Уже из-под деревьев, как из-под низко надвинутых клобуков, выбивались первые начатки неочнувшегося утра. Светало приступами, с перерывами. Морского гула вдруг как не бывало, и стало еще тише, чем прежде. Неизвестно откуда берясь, слащавый и учащающийся трепет пробегал по деревьям. Чередом, пошпалерно, отшлепав забор своим потным серебром, они снова надолго впадали в сон, только что нарушенный. Два редких алмаза розно и самостоятельно играли в глубоких гнездах этой полутемной благодати: птичка и ее чириканье. Пугаясь своего одиночества и стыдясь ничтожества, птичка изо всех сил старалась без следа раствориться в необозримом море росы, неспособной собраться с мыслями по рассеянности и спросонья. Ей это удавалось. Склонив головку набок и крепко зажмурясь, она без звука упивалась глупостью и грустью только что родившейся земли, радуясь своему исчезновению. Но сил ее не хватало. И вдруг, прорвав ее сопротивление и выдавая ее с головой, неизменным узором на неизменной высоте зажигался холодной звездой ее крупный щебет, упругая дробь разлеталась иглистыми спицами, брызги звучали, зябли и изумлялись, будто расплескали блюдце с огромным удивляющимся глазом. Но вот стало светать дружнее. Сад весь наполнился сырым белым светом. Тесней всего свет этот льнул к оштукатуренной стене, к усыпанным хрящом дорожкам и к стволам тех фруктовых деревьев, которые были обмазаны каким-то купоросным, беловатым, как известь, составом. И вот, с таким же мертвенным налетом на лице, по саду проплелась только что вернувшаяся с поля мать ребенка.
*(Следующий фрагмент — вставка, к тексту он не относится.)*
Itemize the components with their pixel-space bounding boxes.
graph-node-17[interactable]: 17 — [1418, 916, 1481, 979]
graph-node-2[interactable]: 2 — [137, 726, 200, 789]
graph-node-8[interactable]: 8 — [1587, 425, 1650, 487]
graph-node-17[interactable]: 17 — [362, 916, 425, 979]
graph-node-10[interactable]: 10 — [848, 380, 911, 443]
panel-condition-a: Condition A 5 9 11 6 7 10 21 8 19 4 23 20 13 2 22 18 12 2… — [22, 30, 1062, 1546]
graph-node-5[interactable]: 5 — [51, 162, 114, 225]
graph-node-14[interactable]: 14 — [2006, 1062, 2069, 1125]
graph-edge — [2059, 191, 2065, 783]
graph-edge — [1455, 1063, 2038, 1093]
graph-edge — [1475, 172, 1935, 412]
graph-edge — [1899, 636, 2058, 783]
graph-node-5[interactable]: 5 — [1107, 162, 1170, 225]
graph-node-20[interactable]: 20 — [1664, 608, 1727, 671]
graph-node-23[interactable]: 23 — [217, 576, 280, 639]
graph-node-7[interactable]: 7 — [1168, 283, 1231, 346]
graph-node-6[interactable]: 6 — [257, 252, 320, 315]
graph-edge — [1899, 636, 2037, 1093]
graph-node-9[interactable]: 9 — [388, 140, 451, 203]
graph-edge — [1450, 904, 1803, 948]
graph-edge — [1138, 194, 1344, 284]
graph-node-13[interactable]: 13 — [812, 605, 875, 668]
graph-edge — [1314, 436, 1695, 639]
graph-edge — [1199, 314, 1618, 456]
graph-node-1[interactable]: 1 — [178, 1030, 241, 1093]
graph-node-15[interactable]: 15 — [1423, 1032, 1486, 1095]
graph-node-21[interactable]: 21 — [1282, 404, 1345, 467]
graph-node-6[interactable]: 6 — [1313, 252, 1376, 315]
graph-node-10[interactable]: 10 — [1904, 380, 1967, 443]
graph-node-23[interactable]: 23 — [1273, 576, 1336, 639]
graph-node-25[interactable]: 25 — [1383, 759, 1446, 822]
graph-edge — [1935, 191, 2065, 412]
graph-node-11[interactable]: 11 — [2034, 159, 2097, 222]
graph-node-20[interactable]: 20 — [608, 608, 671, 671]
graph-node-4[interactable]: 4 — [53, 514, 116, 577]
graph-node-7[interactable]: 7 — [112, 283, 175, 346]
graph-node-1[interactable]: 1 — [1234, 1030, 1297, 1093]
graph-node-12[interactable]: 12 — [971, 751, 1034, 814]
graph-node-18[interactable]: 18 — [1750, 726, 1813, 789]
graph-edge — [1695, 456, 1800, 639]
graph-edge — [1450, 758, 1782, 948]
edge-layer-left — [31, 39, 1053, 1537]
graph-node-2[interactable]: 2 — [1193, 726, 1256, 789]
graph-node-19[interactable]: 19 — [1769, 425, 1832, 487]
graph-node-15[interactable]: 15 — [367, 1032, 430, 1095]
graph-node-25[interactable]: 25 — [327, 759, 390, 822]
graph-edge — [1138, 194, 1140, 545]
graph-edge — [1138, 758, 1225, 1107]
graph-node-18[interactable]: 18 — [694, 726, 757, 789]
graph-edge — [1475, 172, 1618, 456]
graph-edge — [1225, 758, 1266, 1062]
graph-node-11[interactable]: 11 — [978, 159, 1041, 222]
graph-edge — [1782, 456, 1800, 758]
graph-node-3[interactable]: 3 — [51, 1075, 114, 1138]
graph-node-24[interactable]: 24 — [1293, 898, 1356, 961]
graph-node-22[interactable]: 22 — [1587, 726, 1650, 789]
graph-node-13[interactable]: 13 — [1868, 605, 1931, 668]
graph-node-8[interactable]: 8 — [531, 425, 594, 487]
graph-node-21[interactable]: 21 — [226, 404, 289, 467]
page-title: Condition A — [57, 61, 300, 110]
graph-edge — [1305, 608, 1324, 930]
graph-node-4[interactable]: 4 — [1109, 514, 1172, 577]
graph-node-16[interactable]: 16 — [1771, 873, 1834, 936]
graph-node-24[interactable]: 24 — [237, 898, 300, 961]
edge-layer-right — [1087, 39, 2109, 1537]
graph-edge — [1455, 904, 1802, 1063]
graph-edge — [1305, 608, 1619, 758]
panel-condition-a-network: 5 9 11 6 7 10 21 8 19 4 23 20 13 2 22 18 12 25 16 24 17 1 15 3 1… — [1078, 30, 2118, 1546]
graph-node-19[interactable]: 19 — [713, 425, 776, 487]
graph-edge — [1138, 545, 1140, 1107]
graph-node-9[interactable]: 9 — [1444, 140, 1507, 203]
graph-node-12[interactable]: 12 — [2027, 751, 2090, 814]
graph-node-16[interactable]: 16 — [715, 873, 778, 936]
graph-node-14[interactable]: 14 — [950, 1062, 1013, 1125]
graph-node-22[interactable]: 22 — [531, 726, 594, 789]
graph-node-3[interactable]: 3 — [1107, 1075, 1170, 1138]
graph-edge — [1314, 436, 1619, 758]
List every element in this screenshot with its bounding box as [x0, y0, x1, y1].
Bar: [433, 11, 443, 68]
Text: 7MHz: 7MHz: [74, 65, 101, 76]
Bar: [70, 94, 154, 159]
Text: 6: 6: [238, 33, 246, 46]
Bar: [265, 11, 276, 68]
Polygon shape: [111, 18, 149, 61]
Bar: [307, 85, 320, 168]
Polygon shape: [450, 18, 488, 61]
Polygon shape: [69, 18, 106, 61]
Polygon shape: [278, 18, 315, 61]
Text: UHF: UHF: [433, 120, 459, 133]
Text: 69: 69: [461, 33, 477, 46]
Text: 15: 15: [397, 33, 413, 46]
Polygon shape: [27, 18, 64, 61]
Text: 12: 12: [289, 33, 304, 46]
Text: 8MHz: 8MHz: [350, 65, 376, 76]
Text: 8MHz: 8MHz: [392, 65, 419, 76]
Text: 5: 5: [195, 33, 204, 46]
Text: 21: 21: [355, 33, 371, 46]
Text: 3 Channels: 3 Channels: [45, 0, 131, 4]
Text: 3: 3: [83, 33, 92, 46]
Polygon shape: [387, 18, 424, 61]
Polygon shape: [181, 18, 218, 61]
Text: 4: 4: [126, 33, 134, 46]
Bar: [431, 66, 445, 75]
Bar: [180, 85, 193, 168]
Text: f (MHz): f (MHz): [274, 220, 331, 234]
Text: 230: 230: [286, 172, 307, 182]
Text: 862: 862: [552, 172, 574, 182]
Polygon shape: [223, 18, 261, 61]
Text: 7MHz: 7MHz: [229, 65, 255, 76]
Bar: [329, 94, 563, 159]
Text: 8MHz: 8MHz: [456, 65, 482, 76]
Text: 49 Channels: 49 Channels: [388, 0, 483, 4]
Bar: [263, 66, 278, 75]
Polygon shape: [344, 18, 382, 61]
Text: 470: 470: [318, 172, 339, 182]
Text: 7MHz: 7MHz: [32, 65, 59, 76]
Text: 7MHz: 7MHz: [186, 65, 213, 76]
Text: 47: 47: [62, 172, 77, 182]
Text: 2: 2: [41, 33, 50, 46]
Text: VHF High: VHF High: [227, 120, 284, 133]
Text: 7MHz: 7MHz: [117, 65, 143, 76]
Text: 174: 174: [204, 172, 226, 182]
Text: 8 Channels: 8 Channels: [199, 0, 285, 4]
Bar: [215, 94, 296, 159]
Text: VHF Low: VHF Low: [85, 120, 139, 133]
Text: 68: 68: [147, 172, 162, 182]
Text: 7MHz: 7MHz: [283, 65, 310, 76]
Она не останавливаясь, подкашивающимся шагом прошла наперерез к задам, не замечая, что топчут и в чем тонут ее ноги. Опускающиеся и подымающиеся грядки бросали ее вверх и вниз, как будто ее волнение еще нуждалось во взбалтывании. Перешедши огород, она приблизилась к той части забора, за которой виднелась дорога к лагерям. К этому месту направлялся мичман, собираясь перелезть через ограду, чтобы не обходить сада кругом. Зевающий восток нес его на ограду, как белый парус сильно накренившейся лодки. Она дожидалась его, держась за заборные балясины. Видно было, что она собирается что-то сказать и полностью приготовила свое короткое слово.
Та же близость недавно пролившегося или ожидающегося дождя, что и наверху, чувствовалась на берегу моря. Откуда мог происходить гул, всю ночь слышавшийся по ту сторону полотна? Море лежало, холодея, как нартученный испод зеркала, и лишь легко спохватывалось и всхлипывало по ободкам. Горизонт уже желтел болезненно и злобно. Это было простительно заре, прижавшейся к задней стене огромного, на сотни верст загаженного хлева, где во всякую минуту могли взбеситься и подняться со всех концов волны. Теперь же они ползали на брюхе и чуть заметно терлись друг о дружку, словно несметное стадо черных и скользких свиней.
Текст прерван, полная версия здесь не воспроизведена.